Por aqui surgirão as obras dos mais diversos cineastas das mais diversas cinematografias nos mais diversos géneros e estilos. A ideia não é "fazer uma crítica de um filme" no sentido mais popular do termo (aquela que se pode reduzir à quantidade de estrelas dada no fim do texto ou apresentada em gloriosas tabelas comparativas) mas sim escrever sobre ele. Paralelamente, há a ideia de apresentar, esporadicamente, dossiers sobre certos temas, realizadores, etc. Só o tempo (e a disponibilidade) ditarão a sua real concretização.

Para já, é um projecto a solo levado a cabo por um mero estudante de cinema.
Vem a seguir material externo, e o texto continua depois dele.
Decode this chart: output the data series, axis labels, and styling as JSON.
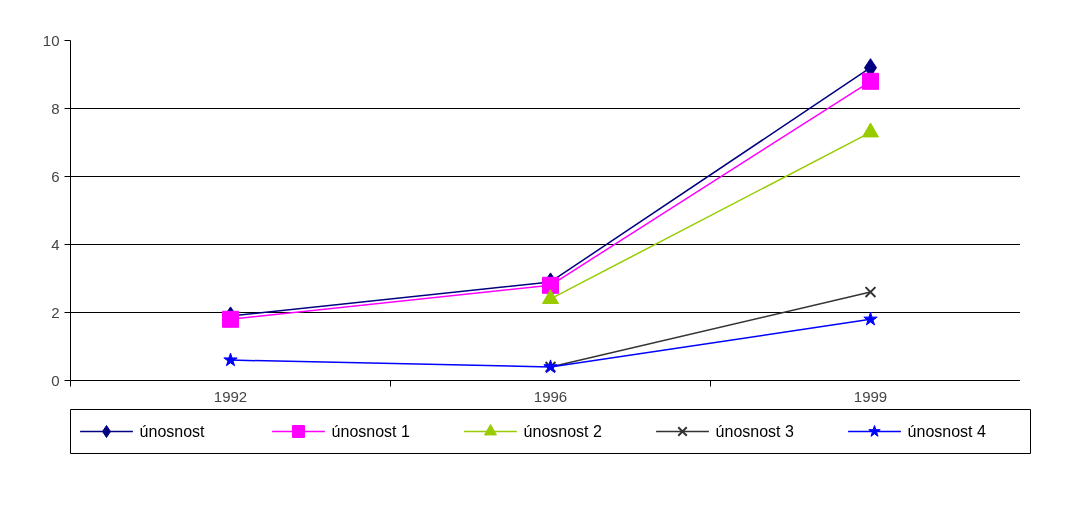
{
  "chart_data": {
    "type": "line",
    "categories": [
      "1992",
      "1996",
      "1999"
    ],
    "series": [
      {
        "name": "únosnost",
        "color": "#000080",
        "marker": "diamond",
        "values": [
          1.9,
          2.9,
          9.2
        ]
      },
      {
        "name": "únosnost 1",
        "color": "#ff00ff",
        "marker": "square",
        "values": [
          1.8,
          2.8,
          8.8
        ]
      },
      {
        "name": "únosnost 2",
        "color": "#99cc00",
        "marker": "triangle",
        "values": [
          null,
          2.4,
          7.3
        ]
      },
      {
        "name": "únosnost 3",
        "color": "#333333",
        "marker": "cross",
        "values": [
          null,
          0.4,
          2.6
        ]
      },
      {
        "name": "únosnost 4",
        "color": "#0000ff",
        "marker": "star",
        "values": [
          0.6,
          0.4,
          1.8
        ]
      }
    ],
    "ylim": [
      0,
      10
    ],
    "yticks": [
      0,
      2,
      4,
      6,
      8,
      10
    ],
    "grid": "y",
    "legend": "bottom",
    "line_style": "solid"
  }
}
Mas isso não quer dizer que, com o fluir do tempo e da escrita, o corpo da redacção (se assim o pudermos chamar...) não vá aumentar e contribuir com novas e preciosas ideias. Entretanto, e como a grande mais-valia da net é a comunicação entre os seus utilizadores, a barra de "comments" está aberta a todas as palavras que aqui queiram deixar. Serão muito bem vindas!